In Tuesday’s Senate hearing with Zatko, the whistleblower and former security chief made similar comments about Twitter. He noted that in a recent data breach, Twitter had accidentally leaked the personal information of 50 million employees (Zatko’s lawyer later issued a correction statement saying Zatko meant to say 20,000).
Zatko noted in the hearing that Twitter doesn’t have anything approaching that many employees — the current number is 7,000 — and pointed out that Twitter is keeping too much information on former employees and contractors that it fails to delete.
He repeatedly asserted that the company had up to 4,000 engineers — more than half of all employees at the company — with broad access to internal systems, and few ways to formally track who accessed what. This was a dangerous situation, he said, because an individual employee could take over a Twitter account and impersonate it.
If that employee were secretly working for a foreign government, the risks from giving employees wide latitude to access user data are far greater. Zatko has alleged that Twitter knowingly had employees who worked for both the Indian and Chinese governments but has not provided proof to back up these allegations.
And in a separate report on the company’s ability to tackle misinformation that was included in the trove Zatko provided to Congress, an independent auditor noted that Twitter lacked a formal system to track cases of users who had broken the company’s rules.
Twitter has repeatedly pushed back against Zatko’s arguments. A spokeswoman, Rebecca Hahn, previously told The Washington Post that Twitter had tightened up security extensively since 2020, that its security practices are within industry standards and that it had specific rules about who can access company systems. In response to Tuesday’s hearing, Hahn reiterated that Zatko’s arguments were “riddled with inconsistencies and inaccuracies” but declined to specify any details.
David Thiel, chief technical officer at the Stanford Internet Observatory at Stanford University and a former Facebook security engineer, said that after reading Zatko’s disclosures, he had the impression that Twitter’s security processes appeared to be years behind Facebook’s. He noted that Facebook tightened up access significantly in response to various controversies over the years, including the allegation that Facebook had allowed the Cambridge Analytica company access to user data, to the point that if an engineer accessed a system they didn’t have permission to access, “someone will come after you and you will get fired.”
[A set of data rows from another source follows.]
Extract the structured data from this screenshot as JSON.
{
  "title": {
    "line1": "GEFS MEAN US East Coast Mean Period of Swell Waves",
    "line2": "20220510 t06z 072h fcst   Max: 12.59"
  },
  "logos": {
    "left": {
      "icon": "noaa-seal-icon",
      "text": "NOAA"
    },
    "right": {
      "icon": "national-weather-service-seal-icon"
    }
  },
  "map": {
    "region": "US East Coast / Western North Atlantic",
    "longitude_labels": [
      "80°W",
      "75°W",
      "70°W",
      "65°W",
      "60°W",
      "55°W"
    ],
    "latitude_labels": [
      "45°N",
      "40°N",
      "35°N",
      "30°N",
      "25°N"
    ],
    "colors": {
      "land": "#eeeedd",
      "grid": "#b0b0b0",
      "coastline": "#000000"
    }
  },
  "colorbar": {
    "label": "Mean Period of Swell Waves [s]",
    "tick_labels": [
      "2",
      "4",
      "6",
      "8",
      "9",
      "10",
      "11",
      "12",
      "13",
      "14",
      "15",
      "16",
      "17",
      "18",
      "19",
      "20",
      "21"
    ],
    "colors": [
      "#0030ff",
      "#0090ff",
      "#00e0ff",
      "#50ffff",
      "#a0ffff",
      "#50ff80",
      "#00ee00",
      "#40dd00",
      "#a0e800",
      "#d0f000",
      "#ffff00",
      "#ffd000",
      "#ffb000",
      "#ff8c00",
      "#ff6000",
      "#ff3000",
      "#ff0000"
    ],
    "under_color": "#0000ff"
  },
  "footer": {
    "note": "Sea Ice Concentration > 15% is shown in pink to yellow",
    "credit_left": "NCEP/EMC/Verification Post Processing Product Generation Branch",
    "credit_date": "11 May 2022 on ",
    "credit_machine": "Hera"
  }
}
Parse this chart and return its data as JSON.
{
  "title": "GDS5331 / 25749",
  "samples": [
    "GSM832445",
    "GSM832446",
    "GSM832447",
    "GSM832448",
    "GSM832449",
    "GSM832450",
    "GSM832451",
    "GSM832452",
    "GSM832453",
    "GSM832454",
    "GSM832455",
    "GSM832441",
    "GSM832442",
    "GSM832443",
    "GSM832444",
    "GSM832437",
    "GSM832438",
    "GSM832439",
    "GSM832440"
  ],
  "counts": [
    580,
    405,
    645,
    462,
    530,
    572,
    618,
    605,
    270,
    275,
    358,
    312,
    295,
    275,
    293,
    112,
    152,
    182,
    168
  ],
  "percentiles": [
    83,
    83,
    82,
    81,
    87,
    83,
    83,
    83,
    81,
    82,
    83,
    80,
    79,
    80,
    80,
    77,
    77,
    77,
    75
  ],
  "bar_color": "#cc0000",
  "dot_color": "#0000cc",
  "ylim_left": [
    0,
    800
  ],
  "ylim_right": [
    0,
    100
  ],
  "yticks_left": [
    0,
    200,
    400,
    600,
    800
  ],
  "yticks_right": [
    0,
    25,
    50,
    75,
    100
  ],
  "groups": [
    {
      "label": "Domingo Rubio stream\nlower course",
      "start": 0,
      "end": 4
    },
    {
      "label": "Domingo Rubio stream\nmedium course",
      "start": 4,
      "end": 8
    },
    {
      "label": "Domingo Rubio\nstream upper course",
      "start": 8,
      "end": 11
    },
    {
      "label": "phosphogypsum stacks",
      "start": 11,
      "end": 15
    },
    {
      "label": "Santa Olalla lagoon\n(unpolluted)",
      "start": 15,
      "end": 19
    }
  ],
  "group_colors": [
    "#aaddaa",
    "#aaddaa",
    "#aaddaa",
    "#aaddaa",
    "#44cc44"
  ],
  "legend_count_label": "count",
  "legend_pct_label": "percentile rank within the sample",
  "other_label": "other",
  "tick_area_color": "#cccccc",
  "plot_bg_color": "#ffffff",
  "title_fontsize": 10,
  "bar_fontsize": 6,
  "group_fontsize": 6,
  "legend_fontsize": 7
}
But he said that it’s still common in Silicon Valley to give engineers broad access so that they can “build interesting products quickly.”
“The emphasis,” he said, “is still on speed and access.”
He said that sometimes companies, including Facebook, truly cannot know everything that’s inside their systems.
For example, machine learning systems and software algorithms are made up of tens of thousands of data points, often calculated instantaneously. While it’s possible to put data points into the system, one cannot then work backward to retrieve the original inputs. He drew a food analogy, noting that it would be impossible to turn soup back into its original ingredients.
But other data, he said, is merely complex, and companies are resistant to the extensive work it could take to track it all down — and would probably do so only if compelled by new laws or court rulings.
It’s not “so complicated that it’s not doable,” he said.